O5. Inhaler technique and adherence

O5.1 Inhaler technique

Incorrect inhaler technique is common and is associated with worse outcomes.  Inhaler devices must be explained and demonstrated for patients to achieve optimal benefit. It is necessary to check regularly that the patient has the correct inhaler technique. Elderly and frail patients, especially those with cognitive deficits, may have difficulty with some devices. Correct inhaler technique is essential for the optimal use of all inhaled medications (Melani 2011) [evidence level I] and is associated with fewer severe exacerbations. An observational study involving 2,935 patients with COPD, reported that in individuals who were treated for at least three months (n=2,760), the occurrence of prior (past three months) severe exacerbation was significantly associated with at least one observed critical error using prescribed inhalers (OR 1.86, 95% CI 1.14-3.04; p=0.0053) (Molimard 2017).  Ease of operating and dose preparation were rated as being the most important inhaler features leading to higher patient satisfaction and fewer critical errors in a randomised, open-label, multicentre, cross-over study of two inhaler devices (van der Palen 2013) [evidence level II]. An Australian cross-sectional study found that the proportion of patients with COPD who made at least one error in inhaler technique ranged from 50% to 83%, depending on the device used (Sriram 2016).

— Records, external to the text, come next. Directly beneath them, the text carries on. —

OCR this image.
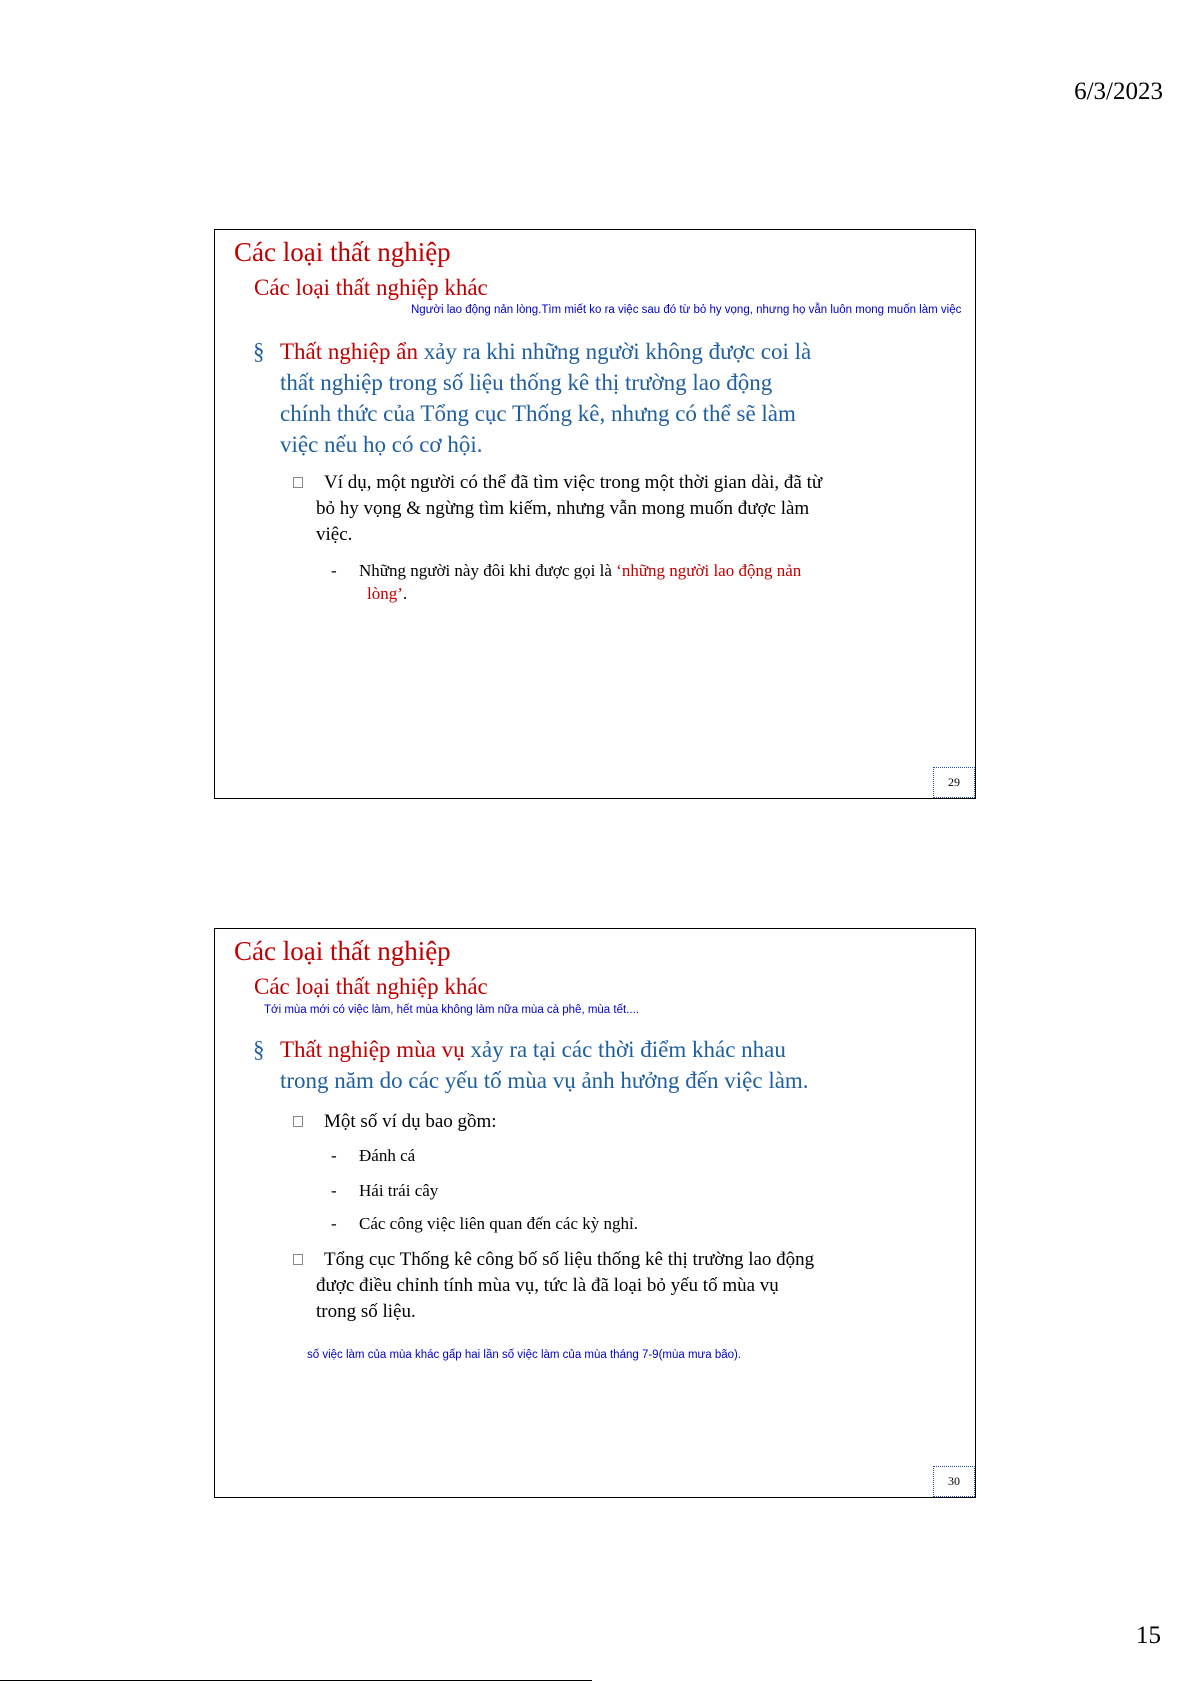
6/3/2023
Các loại thất nghiệp
Các loại thất nghiệp khác
Người lao động nản lòng.Tìm miết ko ra việc sau đó từ bỏ hy vọng, nhưng họ vẫn luôn mong muốn làm việc
§ Thất nghiệp ẩn xảy ra khi những người không được coi là
thất nghiệp trong số liệu thống kê thị trường lao động
chính thức của Tổng cục Thống kê, nhưng có thể sẽ làm
việc nếu họ có cơ hội.
Ví dụ, một người có thể đã tìm việc trong một thời gian dài, đã từ

bỏ hy vọng & ngừng tìm kiếm, nhưng vẫn mong muốn được làm
việc.
- Những người này đôi khi được gọi là ‘những người lao động nản
lòng’.
29
Các loại thất nghiệp
Các loại thất nghiệp khác
Tới mùa mới có việc làm, hết mùa không làm nữa mùa cà phê, mùa tết....
§ Thất nghiệp mùa vụ xảy ra tại các thời điểm khác nhau
trong năm do các yếu tố mùa vụ ảnh hưởng đến việc làm.
Một số ví dụ bao gồm:
- Đánh cá
- Hái trái cây
- Các công việc liên quan đến các kỳ nghỉ.
Tổng cục Thống kê công bố số liệu thống kê thị trường lao động

được điều chỉnh tính mùa vụ, tức là đã loại bỏ yếu tố mùa vụ
trong số liệu.
số việc làm của mùa khác gấp hai lần số việc làm của mùa tháng 7-9(mùa mưa bão).
30
15
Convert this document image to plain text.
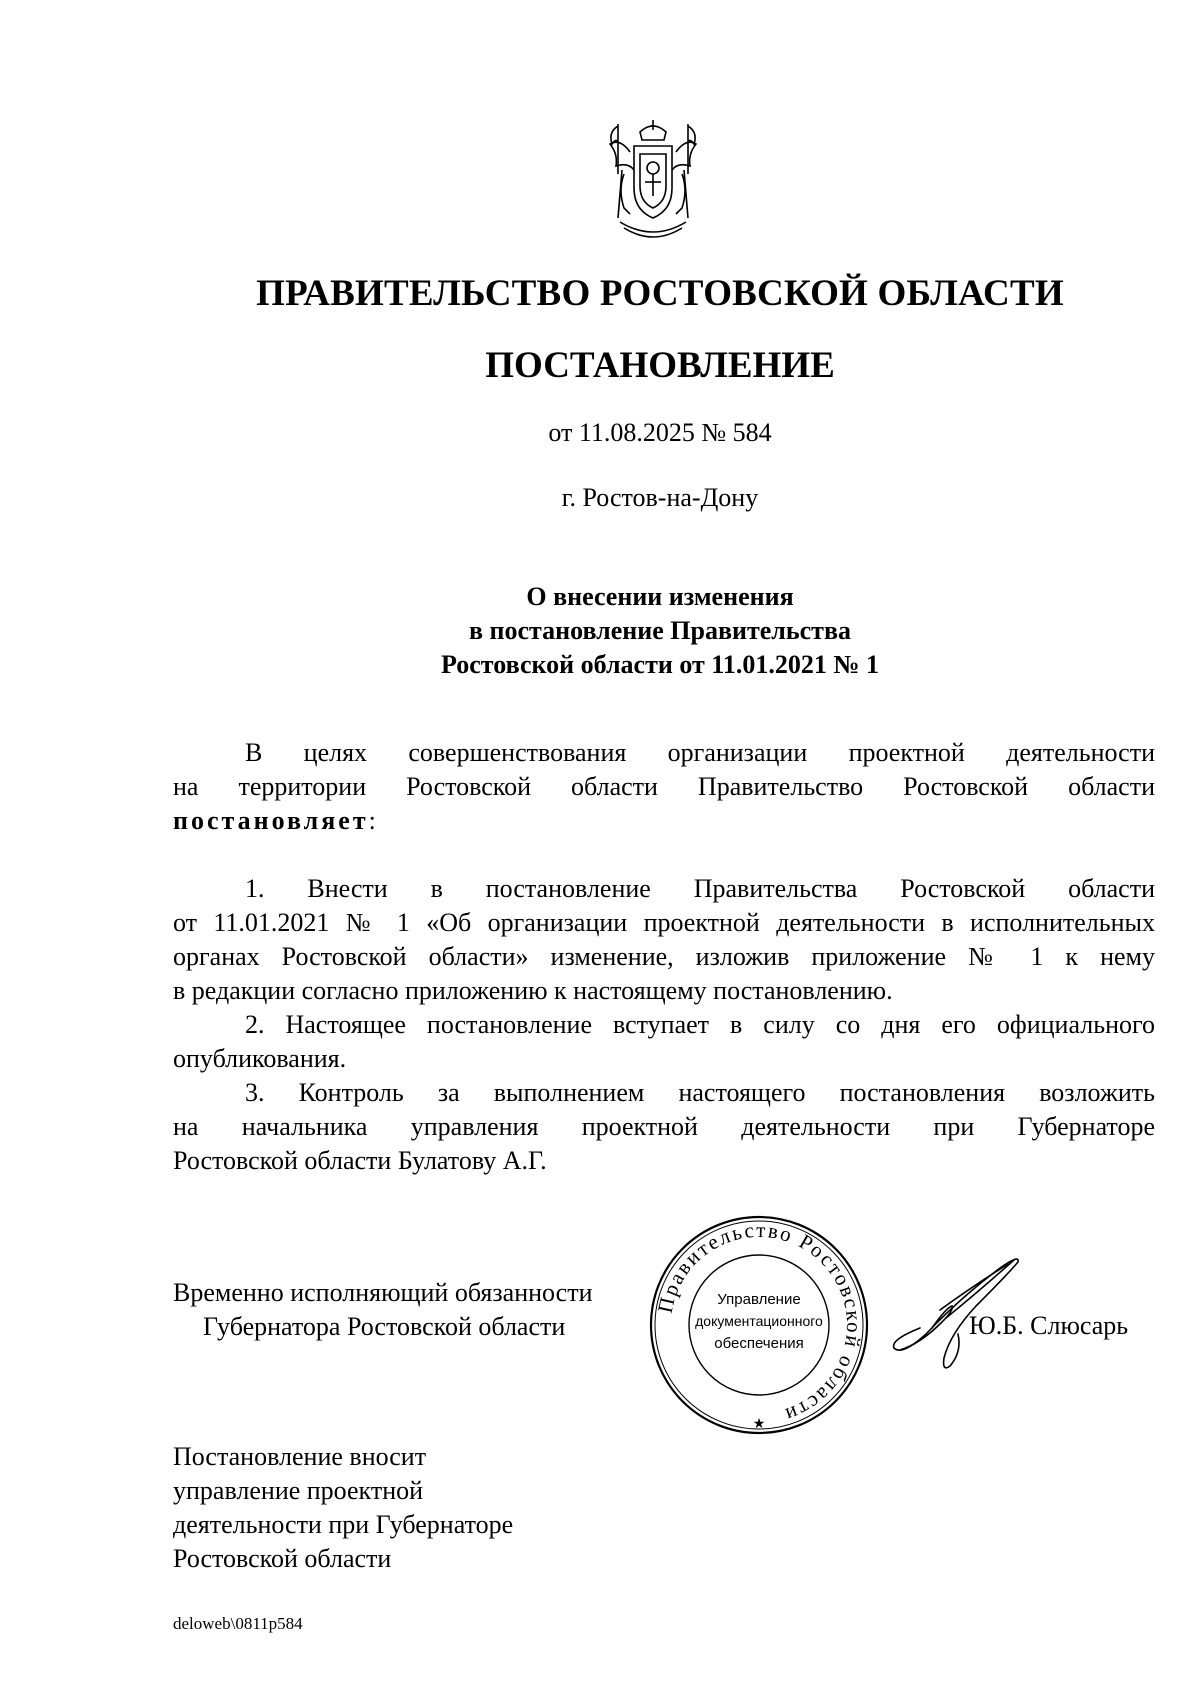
ПРАВИТЕЛЬСТВО РОСТОВСКОЙ ОБЛАСТИ
ПОСТАНОВЛЕНИЕ
от 11.08.2025 № 584
г. Ростов-на-Дону
О внесении изменения
в постановление Правительства
Ростовской области от 11.01.2021 № 1
В целях совершенствования организации проектной деятельности
на территории Ростовской области Правительство Ростовской области
постановляет:
1. Внести в постановление Правительства Ростовской области
от 11.01.2021 № 1 «Об организации проектной деятельности в исполнительных
органах Ростовской области» изменение, изложив приложение № 1 к нему
в редакции согласно приложению к настоящему постановлению.
2. Настоящее постановление вступает в силу со дня его официального
опубликования.
3. Контроль за выполнением настоящего постановления возложить
на начальника управления проектной деятельности при Губернаторе
Ростовской области Булатову А.Г.
Временно исполняющий обязанности
Губернатора Ростовской области
Правительство Ростовской области
Управление
документационного
обеспечения
★
Ю.Б. Слюсарь
Постановление вносит
управление проектной
деятельности при Губернаторе
Ростовской области
deloweb\0811p584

Similarly a systematic review and meta-analysis of 72 studies involving asthma and COPD patients, reported that 50-100% of patients performed at least one handling error.  The pooled summary results for pMDI estimated an overall error rate of 86.6% (95% CI 79.4-91.9) and for DPIs it was 60.9% (95% CI 39.3-79.0) (Chrystyn 2017) [evidence level I].

With the proliferation of new inhaler devices, inhaler device poly-pharmacy is becoming an increasing problem amongst COPD patients and has a negative impact on outcomes (Bosnic-Anticevich 2017).  A study of 16,450 COPD patients compared exacerbation frequency and SABA use of patients who were using similar style inhalers e.g. all MDI to those that were prescribed devices that required a different technique.  Those in the similar device cohort experienced fewer exacerbations (adjusted IRR 0.82, 95%CI 0.80 to 0.84; and used less SABA (adjusted OR 0.54, 95% CI 0.51-0.57), compared to the mixed device cohort.  These data support the recommendation to minimise the number of different devices prescribed in COPD patients.

The National Asthma Council has produced a number of “how-to” video clips instructing patients how to use their inhalers, which are available on its website at https://www.nationalasthma.org.au/living-with-asthma/how-to-videos. Lung Foundation Australia has guidance on inhaler technique at http://lungfoundation.com.au/patient-support/copd/inhaler-technique-fact-sheets.  The Lung Foundation Australia resource, Better Living With COPD: A Patient Guide contains an inhalation devices chapter which can be accessed at http://lungfoundation.com.au/wp-content/uploads/2014/02/08.-Using-your-inhalation-devices.pdf.

The cost of inhaler devices varies between products. As there are no differences in patient outcomes for the different devices, the cheapest device the patient can use adequately should be prescribed as first line treatment (NHS Centre for Reviews and Dissemination 2003). The range of devices currently available, the products and dosage, as well as their advantages or disadvantages, are listed in Appendix 2. Brief counselling; monitoring and feedback about inhaler use through electronic medication delivery devices; and multi-component interventions consisting of self-management and care co-ordination delivered by pharmacists and primary care teams have been shown to improve medication adherence (Bryant 2013) [evidence level I].

Pragmatic pharmacist care programmes may improve inhaler technique and refill adherence in patients with COPD (Tommelein 2014) [evidence level II].